Once I arrived home, I trimmed my flowers and put them in a vase on the table. I made a salad with dark leafy spring mix, salty feta cheese, toasted walnuts, olives and my favorite sweet balsamic homemade dressing. I sliced a thick piece of the impossibly chewy bread with the perfect crunchy crust and soft center and poured a bit of olive oil to dip it in. I poured a small glass of wine,lit a candle and sat down at the table for a late lunch. It was one of those meals that was so simple yet so utterly satisfying. It never even crossed my mind to photograph it. When I was done eating, I just sat there, thankful for the time to enjoy such a simple thing so very much.

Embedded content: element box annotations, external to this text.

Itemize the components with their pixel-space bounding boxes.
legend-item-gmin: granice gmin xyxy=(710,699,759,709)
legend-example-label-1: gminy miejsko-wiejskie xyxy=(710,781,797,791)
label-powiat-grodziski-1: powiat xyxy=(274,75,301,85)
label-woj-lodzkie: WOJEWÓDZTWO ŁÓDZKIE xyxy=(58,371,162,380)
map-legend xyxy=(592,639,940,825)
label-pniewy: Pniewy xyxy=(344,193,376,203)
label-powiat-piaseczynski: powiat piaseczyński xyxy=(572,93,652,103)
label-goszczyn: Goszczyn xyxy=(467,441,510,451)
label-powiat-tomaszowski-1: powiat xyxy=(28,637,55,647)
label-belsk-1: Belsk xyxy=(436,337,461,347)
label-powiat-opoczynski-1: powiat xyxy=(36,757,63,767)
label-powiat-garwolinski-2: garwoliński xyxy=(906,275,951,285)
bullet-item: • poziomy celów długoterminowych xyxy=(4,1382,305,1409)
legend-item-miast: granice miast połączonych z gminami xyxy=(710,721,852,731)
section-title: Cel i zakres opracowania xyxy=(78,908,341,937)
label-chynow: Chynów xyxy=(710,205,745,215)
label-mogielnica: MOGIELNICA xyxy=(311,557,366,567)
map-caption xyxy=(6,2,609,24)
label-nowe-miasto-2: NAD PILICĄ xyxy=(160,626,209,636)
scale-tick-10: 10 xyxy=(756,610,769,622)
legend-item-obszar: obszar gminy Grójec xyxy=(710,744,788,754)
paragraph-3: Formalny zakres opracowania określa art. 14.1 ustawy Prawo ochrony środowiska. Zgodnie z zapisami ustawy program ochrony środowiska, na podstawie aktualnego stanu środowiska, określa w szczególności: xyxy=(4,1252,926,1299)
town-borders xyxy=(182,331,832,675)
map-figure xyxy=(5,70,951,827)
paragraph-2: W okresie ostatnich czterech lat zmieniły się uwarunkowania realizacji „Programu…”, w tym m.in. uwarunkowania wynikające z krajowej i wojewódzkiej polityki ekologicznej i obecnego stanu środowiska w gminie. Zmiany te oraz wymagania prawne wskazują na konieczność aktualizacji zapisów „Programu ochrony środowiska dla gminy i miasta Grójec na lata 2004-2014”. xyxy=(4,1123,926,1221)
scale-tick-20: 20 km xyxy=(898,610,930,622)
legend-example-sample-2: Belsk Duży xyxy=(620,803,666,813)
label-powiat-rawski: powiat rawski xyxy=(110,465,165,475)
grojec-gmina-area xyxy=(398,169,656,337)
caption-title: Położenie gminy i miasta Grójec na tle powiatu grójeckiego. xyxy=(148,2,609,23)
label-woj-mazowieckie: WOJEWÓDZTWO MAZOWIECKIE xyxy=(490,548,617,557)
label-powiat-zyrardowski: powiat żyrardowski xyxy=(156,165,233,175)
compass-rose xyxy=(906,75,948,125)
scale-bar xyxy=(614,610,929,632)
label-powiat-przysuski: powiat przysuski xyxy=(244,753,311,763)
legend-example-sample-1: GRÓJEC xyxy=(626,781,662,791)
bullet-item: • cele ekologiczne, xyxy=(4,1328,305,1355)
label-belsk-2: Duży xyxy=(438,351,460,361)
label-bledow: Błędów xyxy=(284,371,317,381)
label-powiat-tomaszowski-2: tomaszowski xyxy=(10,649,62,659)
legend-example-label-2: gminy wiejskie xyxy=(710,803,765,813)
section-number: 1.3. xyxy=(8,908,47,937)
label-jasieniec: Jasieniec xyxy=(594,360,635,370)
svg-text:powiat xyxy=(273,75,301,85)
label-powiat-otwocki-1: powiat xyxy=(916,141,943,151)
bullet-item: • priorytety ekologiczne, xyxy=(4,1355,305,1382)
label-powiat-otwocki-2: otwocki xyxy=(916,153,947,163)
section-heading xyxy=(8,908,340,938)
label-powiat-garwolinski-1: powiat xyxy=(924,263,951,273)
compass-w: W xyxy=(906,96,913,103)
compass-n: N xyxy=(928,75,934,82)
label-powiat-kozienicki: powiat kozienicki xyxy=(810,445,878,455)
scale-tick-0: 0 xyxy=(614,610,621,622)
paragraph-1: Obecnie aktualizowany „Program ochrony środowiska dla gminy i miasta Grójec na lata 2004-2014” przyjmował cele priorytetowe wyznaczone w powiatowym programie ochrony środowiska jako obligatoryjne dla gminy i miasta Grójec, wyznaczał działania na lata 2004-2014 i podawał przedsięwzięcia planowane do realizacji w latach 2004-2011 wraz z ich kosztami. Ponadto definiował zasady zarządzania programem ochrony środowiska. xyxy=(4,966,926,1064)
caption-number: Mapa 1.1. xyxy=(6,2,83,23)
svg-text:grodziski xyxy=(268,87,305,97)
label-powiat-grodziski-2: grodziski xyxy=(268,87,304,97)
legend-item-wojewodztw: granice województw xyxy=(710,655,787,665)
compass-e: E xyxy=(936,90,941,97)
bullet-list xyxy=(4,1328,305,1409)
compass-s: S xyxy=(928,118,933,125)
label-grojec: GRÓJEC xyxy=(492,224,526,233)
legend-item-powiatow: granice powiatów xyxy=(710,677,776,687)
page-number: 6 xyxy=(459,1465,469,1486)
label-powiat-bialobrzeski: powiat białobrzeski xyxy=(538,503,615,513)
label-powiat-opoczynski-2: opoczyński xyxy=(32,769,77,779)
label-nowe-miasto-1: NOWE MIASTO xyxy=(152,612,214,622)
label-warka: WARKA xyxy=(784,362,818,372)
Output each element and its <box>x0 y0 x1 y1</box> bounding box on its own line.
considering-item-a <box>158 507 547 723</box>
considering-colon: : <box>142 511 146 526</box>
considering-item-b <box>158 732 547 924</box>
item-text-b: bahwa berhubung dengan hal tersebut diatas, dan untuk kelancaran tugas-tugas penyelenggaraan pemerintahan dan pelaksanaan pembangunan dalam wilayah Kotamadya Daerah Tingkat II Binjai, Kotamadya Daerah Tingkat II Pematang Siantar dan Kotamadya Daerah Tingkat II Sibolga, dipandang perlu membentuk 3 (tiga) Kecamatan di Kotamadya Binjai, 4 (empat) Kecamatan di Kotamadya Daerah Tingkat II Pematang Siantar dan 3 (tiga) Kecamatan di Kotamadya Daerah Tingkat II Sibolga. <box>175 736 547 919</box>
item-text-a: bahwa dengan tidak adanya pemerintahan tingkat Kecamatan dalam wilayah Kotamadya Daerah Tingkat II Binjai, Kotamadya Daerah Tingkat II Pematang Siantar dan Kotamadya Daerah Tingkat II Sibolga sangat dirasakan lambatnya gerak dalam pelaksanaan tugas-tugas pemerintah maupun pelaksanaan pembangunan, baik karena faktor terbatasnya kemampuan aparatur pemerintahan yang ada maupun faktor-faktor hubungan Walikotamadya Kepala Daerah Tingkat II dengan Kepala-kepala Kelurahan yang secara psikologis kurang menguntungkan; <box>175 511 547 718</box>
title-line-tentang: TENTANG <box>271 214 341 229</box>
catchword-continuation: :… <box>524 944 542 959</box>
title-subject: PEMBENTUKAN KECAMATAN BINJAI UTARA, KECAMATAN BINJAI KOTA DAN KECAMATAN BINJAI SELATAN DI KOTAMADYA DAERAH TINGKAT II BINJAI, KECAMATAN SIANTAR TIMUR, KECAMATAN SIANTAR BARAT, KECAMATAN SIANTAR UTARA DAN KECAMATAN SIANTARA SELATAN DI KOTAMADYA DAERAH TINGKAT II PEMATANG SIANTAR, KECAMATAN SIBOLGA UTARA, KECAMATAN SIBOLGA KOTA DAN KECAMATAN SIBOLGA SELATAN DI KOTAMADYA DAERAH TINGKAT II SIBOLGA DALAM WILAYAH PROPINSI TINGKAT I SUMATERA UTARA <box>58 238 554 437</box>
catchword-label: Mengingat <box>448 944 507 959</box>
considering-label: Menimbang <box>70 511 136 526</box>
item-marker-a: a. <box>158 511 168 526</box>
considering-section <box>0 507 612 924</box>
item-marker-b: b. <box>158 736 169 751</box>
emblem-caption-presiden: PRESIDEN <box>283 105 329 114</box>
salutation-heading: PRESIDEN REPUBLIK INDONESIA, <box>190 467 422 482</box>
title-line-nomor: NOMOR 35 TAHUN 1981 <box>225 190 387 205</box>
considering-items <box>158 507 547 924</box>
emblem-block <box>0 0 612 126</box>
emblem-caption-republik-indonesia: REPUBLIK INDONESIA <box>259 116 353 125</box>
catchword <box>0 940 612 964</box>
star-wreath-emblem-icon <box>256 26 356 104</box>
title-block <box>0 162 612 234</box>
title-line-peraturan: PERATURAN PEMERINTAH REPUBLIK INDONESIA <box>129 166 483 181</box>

It was great to remember how important it is to slow down sometimes. To take the time to truly enjoy the things that bring me real pleasure. It is not practical to think that meals can be such an occasion everyday, but I am going to try to add little touches to remind me that they can and should be sometimes. Tucking a cloth napkin into my lunch bag and taking the time to lay it on my lap, opening up all of my containers to appreciate the colors and giving thanks can make a hurried lunch at my desk a little more special. When I am home, lighting a candle and sitting down at the table without any distractions can make leftover soup seem like a feast. Remembering that food is more than calories, more than a necessity, makes is so much more satisfying.